Sep 17, 2011

1st yoga lesson

Although I’m still a beginner of practicing yoga, from now on, I would share you some yoga poses which I have tried and easy for every beginner. I claim that I love staying healthy and I find yoga helps me. So, I want to post here. I have been practicesing yoga at gym room, which provides lessons, everyday since September. And I'm improving :) happy me!

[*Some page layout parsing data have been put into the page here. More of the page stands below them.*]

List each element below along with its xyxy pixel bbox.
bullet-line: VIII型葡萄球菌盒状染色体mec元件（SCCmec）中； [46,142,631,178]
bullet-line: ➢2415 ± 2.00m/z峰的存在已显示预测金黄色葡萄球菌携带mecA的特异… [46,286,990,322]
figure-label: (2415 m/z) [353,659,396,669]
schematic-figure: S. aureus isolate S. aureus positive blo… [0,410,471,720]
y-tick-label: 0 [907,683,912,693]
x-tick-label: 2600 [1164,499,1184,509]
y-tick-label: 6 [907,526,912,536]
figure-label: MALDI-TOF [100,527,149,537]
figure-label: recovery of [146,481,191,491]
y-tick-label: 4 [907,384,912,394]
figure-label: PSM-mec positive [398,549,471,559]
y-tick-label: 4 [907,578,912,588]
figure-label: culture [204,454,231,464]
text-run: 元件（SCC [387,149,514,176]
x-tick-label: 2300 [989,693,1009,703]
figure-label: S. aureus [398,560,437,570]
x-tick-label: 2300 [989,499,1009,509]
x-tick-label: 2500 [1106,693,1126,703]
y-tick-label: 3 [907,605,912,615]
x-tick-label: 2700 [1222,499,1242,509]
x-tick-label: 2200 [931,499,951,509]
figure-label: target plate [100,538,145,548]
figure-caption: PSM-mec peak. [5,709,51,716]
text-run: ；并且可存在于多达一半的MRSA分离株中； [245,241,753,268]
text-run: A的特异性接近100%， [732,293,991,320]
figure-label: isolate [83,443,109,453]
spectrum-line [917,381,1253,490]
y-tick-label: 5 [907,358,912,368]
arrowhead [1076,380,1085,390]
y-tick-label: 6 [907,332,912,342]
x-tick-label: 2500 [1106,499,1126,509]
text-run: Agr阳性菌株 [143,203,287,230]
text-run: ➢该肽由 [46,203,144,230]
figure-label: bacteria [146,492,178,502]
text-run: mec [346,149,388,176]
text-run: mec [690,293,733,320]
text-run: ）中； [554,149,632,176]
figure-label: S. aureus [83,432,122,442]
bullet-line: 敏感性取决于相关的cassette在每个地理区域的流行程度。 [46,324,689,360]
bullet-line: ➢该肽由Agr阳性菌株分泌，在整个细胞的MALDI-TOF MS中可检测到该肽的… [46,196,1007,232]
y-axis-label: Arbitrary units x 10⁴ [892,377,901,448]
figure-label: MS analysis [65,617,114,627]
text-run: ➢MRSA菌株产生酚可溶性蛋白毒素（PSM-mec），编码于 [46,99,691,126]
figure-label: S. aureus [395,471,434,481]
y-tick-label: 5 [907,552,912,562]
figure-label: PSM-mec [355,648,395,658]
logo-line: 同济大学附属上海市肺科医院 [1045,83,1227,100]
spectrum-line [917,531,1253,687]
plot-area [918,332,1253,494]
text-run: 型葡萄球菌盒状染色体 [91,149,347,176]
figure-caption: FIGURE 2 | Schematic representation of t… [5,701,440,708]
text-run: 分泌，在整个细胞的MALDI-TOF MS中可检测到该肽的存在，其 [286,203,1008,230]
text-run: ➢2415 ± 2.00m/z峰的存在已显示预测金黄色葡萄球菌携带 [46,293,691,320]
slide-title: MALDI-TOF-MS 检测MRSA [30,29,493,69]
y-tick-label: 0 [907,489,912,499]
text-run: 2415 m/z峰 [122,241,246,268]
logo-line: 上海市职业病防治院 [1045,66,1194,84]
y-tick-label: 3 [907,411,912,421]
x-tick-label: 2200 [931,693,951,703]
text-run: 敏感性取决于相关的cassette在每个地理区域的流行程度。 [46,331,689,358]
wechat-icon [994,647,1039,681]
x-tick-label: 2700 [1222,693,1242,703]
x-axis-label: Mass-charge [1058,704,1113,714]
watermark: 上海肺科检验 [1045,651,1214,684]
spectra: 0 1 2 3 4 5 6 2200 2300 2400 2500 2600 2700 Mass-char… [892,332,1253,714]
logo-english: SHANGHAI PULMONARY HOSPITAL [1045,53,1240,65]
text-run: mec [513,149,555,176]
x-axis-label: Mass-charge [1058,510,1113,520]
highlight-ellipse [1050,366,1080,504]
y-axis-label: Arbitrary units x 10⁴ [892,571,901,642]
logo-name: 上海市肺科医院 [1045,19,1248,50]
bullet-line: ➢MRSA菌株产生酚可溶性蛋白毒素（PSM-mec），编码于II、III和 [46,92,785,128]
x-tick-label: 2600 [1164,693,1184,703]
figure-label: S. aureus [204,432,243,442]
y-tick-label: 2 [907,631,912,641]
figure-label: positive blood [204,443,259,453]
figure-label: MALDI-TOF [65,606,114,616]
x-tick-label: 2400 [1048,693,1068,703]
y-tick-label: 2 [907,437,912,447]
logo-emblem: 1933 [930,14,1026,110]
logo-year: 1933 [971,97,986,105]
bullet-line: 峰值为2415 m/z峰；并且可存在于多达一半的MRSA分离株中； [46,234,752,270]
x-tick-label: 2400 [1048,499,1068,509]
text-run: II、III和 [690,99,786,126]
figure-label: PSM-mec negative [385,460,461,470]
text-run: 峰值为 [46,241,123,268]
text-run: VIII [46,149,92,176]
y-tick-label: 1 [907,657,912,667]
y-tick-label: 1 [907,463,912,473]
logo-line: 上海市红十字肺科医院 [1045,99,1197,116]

Stop talking and now start practices.

Downward-facing dog
1.   Come onto the floor on your hands and knees. Set your knees directly below your hips and your hands slightly forward of your shoulders. Spread your palms, index fingers parallel or slightly turned out, and turn your toes under.
2.   Exhale and lift your knees away from the floor. At first keep the knees slightly bent and the heels lifted away from the floor. Lengthen your tailbone away from the back of your pelvis and press it lightly toward the pubis. Against this resistance, lift the sitting bones toward the ceiling, and from your inner ankles draw the inner legs up into the groins.
3.   Then with an exhalation, push your top thighs back and stretch your heels onto or down toward the floor. Straighten your knees but be sure not to lock them. Firm the outer thighs and roll the upper thighs inward slightly. Narrow the front of the pelvis.
4.   Firm the outer arms and press the bases of the index fingers actively into the floor. From these two points lift along your inner arms from the wrists to the tops of the shoulders. Firm your shoulder blades against your back, then widen them and draw them toward the tailbone. Keep the head between the upper arms; don't let it hang.
5.   Adho Mukha Svanasana is one of the poses in the traditional Sun Salutation sequence. It's also an excellent yoga asana all on its own. Stay in this pose anywhere from 1 to 3 minutes. Then bend your knees to the floor with an exhalation and rest in child’s pose.
Child’s pose
1.   Kneel on the floor. Touch your big toes together and sit on your heels, then separate your knees about as wide as your hips.
2.   Exhale and lay your torso down between your thighs. Broaden your sacrum across the back of your pelvis and narrow your hip points toward the navel, so that they nestle down onto the inner thighs. Lengthen your tailbone away from the back of the pelvis while you lift the base of your skull away from the back of your neck.
3.   Lay your hands on the floor alongside your torso, palms up, and release the fronts of your shoulders toward the floor. Feel how the weight of the front shoulders pulls the shoulder blades wide across your back.
4.   Child’s pose is a resting pose. Stay anywhere from 30 seconds to a few minutes. Beginners can also use child’s pose to get a taste of a deep forward bend, where the torso rests on the thighs. Stay in the pose from 1 to 3 minutes. To come up, first lengthen the front torso, and then with an inhalation lift from the tailbone as it presses down and into the pelvis.
(from yoga journal and youtube)
I’d suggest if you first try yoga, spend 5-10 minutes for these 2 poses. Still hesitate? Why not have a try?